TORONTO (Reuters) - The Canadian dollar steadied against its U.S. counterpart on Friday, holding near its weakest level in more than a week, as oil prices fell and investors worried that surging COVID-19 cases would hurt the global economy.
The Canadian dollar CAD= was trading nearly unchanged at 1.3140 to the greenback, or 76.10 U.S. cents, having touched its weakest intraday level since Nov. 5 at 1.3172. For the week, the currency was down 0.6%.
The loonie “is very open to global growth conditions and the U.S. economy, both of which have been subject to bleakening outlooks in the short-term,” said Simon Harvey, FX market analyst for Monex Europe and Monex Canada.

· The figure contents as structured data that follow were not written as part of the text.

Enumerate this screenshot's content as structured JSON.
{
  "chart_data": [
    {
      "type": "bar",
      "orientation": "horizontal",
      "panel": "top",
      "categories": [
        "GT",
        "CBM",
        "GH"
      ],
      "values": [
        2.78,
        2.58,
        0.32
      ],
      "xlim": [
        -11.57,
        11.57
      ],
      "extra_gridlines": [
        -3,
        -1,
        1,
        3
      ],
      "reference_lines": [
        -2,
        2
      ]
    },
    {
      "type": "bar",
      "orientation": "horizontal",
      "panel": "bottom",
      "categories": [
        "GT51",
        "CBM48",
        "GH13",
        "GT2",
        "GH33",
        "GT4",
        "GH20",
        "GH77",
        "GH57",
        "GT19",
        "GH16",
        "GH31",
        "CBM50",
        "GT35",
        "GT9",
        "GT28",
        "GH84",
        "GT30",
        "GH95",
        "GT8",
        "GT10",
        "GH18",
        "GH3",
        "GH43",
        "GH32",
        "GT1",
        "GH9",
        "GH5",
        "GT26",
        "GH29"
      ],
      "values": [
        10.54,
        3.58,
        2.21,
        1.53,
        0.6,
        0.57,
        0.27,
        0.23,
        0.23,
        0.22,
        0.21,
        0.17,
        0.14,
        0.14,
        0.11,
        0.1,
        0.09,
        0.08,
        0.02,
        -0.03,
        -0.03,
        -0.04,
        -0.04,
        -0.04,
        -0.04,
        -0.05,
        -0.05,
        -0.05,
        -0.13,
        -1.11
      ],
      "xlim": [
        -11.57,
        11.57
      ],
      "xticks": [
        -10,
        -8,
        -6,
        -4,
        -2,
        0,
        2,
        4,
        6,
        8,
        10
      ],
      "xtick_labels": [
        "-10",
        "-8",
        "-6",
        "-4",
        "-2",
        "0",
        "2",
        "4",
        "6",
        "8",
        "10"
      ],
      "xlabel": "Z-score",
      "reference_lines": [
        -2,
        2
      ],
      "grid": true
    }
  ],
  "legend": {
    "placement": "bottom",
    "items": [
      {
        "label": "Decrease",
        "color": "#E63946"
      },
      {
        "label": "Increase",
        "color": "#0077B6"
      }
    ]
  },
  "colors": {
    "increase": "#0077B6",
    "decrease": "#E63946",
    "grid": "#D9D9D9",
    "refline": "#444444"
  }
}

Weighing on growth prospects have been “rising COVID infections and the lack of immediate U.S. fiscal stimulus,” Harvey said.
Investors see the likelihood of policy gridlock in Washington if the election earlier this month results in a split Congress.
Canada sends about 75% of its exports to the United States, including oil. U.S. crude oil futures CLc1 settled 2.4% lower at $40.13 a barrel, pressured by swelling output from Libya and fears that rising coronavirus infections may crimp fuel demand.
The loonie has pulled back from a two-year high on Monday when it was boosted by promising data from a large COVID-19 vaccine study.
Canadian industrial product prices were up 1% in October compared to the same month last year, a preliminary estimate from Statistics Canada showed on Friday.
Canadian government bond yields were mixed across a steeper curve. The 10-year yield CA10YT=RR rose 1.2 basis point to 0.731%, having touched its highest since April 9 at 0.813%.